What won’t work is going all in for 3 weeks and then quitting because you don’t have the bedrock of discipline to carry you over the long haul.
Here’s an example:
“I want to lose 30 pounds. I will do this by exercising 4 days per week for 1 hour.”
That sounds like a great goal.
But have you worked out at all up to this point? No? So, you think increasing your work out behavior 400% is the answer? It most definitely isn’t.
Start with 15 pounds (hell, start with 1 pound, lol) and 2 days per week.

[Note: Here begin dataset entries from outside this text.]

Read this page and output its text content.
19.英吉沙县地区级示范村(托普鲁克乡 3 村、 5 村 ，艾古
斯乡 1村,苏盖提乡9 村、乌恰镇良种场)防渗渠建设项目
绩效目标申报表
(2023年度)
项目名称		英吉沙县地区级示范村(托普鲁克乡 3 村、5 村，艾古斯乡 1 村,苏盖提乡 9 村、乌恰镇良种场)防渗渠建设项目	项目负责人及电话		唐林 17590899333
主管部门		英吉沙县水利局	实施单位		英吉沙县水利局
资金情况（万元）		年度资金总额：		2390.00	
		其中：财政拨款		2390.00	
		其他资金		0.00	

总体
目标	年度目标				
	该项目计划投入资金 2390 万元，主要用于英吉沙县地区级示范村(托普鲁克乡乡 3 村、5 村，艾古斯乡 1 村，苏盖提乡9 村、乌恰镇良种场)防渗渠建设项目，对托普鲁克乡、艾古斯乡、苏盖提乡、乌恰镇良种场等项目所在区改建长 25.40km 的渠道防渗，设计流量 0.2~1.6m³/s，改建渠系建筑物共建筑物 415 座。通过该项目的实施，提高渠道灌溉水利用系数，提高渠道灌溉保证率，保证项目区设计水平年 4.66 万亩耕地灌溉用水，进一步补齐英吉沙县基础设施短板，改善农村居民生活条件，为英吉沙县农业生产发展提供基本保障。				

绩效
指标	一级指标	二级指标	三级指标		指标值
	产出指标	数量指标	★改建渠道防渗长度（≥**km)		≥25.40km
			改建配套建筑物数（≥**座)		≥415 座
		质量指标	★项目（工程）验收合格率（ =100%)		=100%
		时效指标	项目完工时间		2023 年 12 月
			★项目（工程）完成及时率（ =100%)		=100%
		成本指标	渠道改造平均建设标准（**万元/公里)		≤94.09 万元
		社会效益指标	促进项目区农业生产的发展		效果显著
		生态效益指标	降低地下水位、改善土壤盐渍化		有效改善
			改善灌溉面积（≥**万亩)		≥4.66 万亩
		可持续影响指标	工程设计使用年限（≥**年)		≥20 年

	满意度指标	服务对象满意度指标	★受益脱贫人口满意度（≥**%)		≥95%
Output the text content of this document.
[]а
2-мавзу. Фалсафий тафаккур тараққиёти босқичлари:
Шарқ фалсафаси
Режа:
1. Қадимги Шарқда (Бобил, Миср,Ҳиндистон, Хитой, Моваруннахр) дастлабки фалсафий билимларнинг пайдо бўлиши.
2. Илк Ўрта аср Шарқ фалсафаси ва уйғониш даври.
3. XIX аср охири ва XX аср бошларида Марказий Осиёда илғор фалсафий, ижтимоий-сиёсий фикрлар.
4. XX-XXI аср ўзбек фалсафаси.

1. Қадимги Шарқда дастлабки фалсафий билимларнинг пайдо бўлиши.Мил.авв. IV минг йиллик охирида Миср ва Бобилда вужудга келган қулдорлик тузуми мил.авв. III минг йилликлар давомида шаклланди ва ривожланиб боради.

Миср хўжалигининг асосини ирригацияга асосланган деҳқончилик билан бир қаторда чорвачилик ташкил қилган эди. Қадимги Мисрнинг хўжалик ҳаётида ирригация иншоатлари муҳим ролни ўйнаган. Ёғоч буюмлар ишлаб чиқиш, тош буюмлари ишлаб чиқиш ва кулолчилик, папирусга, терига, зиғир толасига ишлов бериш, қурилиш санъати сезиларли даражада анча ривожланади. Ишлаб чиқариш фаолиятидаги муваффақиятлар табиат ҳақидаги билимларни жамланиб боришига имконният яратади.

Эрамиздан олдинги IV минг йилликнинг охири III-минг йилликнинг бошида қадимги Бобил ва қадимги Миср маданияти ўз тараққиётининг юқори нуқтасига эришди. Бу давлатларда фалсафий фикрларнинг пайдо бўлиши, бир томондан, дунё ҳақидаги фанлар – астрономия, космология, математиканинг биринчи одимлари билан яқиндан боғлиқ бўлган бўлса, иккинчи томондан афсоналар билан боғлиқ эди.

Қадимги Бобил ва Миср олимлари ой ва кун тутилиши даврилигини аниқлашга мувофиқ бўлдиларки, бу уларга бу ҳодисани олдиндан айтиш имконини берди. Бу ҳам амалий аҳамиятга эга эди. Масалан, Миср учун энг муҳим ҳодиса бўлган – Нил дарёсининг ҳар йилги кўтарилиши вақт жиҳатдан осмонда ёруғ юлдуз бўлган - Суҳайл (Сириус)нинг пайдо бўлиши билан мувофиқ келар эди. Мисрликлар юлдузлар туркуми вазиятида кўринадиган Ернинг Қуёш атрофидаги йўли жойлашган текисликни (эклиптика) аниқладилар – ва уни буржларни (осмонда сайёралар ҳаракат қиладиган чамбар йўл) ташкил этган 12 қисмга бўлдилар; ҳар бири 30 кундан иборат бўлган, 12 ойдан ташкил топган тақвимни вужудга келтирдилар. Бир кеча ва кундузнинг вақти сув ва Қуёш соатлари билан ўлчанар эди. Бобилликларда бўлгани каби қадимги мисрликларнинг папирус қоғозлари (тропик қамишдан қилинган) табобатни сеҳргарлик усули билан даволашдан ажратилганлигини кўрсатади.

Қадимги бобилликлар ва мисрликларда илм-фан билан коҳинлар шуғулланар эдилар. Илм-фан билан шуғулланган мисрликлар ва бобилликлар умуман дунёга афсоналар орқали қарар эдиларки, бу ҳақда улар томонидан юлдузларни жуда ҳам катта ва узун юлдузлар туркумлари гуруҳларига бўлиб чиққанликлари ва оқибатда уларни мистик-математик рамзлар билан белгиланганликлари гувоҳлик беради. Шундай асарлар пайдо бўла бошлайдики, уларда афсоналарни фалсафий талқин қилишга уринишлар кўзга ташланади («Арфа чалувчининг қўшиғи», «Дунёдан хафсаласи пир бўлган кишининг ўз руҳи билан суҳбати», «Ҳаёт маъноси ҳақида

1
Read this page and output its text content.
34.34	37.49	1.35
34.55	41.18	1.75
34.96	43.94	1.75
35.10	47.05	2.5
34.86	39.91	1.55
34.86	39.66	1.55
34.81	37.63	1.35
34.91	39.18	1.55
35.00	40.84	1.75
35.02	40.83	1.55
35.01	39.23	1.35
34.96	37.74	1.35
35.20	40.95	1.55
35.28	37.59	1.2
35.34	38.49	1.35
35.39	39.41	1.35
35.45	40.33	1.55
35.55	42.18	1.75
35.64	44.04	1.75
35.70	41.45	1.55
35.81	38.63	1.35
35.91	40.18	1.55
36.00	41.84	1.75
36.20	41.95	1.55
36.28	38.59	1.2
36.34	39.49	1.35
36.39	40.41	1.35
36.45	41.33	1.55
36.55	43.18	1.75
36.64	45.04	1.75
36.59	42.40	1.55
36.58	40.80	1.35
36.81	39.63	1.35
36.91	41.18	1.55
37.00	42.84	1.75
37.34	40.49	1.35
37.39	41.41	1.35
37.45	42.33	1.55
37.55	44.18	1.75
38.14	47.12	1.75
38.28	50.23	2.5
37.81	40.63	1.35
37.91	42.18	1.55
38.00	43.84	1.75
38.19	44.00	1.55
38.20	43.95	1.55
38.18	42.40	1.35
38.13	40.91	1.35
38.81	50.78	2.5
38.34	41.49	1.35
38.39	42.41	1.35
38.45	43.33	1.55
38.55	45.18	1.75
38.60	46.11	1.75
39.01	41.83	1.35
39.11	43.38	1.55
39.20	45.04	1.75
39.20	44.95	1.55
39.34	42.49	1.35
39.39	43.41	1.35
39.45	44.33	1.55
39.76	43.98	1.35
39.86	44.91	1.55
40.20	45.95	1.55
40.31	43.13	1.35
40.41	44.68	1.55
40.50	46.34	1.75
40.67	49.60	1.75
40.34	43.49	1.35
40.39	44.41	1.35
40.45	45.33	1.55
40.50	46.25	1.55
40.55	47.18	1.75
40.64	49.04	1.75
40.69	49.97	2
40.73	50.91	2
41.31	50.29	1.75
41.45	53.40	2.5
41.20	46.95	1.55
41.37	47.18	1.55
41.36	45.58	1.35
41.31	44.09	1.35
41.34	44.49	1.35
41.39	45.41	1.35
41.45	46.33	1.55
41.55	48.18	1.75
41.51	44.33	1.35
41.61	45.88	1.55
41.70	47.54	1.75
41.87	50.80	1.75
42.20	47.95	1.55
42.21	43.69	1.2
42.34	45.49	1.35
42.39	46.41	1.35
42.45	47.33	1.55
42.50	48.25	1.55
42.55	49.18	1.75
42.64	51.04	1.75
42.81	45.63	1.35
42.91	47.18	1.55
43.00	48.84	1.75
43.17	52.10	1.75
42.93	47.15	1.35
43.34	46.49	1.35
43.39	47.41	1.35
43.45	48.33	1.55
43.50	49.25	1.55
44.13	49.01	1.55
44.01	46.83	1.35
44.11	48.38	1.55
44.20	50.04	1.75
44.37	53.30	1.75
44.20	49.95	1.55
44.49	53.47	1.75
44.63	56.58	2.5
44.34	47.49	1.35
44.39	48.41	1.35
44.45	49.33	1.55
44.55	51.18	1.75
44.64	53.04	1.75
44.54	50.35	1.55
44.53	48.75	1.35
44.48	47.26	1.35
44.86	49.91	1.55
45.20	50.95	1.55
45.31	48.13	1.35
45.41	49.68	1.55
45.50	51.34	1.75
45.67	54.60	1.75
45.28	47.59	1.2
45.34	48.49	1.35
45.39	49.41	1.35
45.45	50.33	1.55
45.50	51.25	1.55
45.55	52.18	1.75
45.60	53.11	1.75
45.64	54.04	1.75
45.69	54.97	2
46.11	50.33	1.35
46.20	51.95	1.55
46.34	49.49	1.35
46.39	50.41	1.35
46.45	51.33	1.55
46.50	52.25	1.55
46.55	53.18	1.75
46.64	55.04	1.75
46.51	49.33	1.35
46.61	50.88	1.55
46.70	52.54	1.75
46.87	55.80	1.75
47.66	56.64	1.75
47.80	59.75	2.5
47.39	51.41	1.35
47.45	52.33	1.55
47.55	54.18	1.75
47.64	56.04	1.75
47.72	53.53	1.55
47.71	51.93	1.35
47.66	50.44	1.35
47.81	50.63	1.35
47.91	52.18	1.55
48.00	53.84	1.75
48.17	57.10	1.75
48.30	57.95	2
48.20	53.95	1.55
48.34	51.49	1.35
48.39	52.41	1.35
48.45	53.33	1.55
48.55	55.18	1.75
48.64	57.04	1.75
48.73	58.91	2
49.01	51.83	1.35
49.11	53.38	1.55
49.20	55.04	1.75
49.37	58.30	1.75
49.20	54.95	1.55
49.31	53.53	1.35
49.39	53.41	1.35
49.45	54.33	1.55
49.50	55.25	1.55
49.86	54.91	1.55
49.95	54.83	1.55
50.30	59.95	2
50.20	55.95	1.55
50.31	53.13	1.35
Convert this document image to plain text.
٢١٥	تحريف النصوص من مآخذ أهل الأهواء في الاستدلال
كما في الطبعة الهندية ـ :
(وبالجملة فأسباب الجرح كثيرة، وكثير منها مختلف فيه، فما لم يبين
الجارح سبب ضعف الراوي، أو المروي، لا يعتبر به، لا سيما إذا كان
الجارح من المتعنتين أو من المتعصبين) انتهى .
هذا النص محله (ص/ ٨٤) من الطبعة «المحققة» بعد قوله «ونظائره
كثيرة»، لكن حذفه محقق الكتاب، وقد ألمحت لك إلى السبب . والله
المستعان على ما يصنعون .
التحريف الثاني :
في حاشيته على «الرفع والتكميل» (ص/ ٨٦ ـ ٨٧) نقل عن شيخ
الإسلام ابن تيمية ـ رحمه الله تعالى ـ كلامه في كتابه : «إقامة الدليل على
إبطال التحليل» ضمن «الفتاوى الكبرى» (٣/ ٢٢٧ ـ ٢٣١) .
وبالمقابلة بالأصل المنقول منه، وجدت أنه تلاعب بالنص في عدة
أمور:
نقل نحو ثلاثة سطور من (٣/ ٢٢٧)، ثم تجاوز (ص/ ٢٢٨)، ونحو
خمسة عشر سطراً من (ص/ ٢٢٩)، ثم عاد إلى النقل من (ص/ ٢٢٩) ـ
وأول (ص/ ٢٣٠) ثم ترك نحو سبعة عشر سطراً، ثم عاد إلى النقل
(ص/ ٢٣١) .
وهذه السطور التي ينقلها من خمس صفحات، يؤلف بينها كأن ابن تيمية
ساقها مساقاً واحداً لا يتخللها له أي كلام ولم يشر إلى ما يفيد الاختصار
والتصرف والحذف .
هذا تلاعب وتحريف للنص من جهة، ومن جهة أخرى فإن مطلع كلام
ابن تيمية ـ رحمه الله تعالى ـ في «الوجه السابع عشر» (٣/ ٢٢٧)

While obviously 15 pounds isn’t the “overall” goal, it’s far more manageable and realistic just as exercising twice per is, over four times per week (if you’d not yet built up the habit.)
The same goal setting concept is true for anything in any field.
Want to make $250k this year? But you only made $67k last year? Shoot at $100k.
Want to learn to play the guitar, but have no experience? Let go of the Led Zeppelin dream and master the chords, first.
The problem most people have is not with intentions.
Everybody (well not everybody) has great intentions.
They have great theories.
They know what “sounds awesome” and “would be ideal”.
But they have no proof of concept.
And without proof of concept with a little, you can’t get proof of concept with a lot.
The goal of goals isn’t to actually “achieve that thing”, the goal of goals is to improve your discipline.
Once you improve your discipline, i.e. have proof that you can do it, you can create bigger, loftier goals.
But when you’re starting out, start small. No smaller. No, seriously I mean smaller than that.
The objective is to make it so realistic & simple that you can bat 1,000.
As your discipline grows, so do you.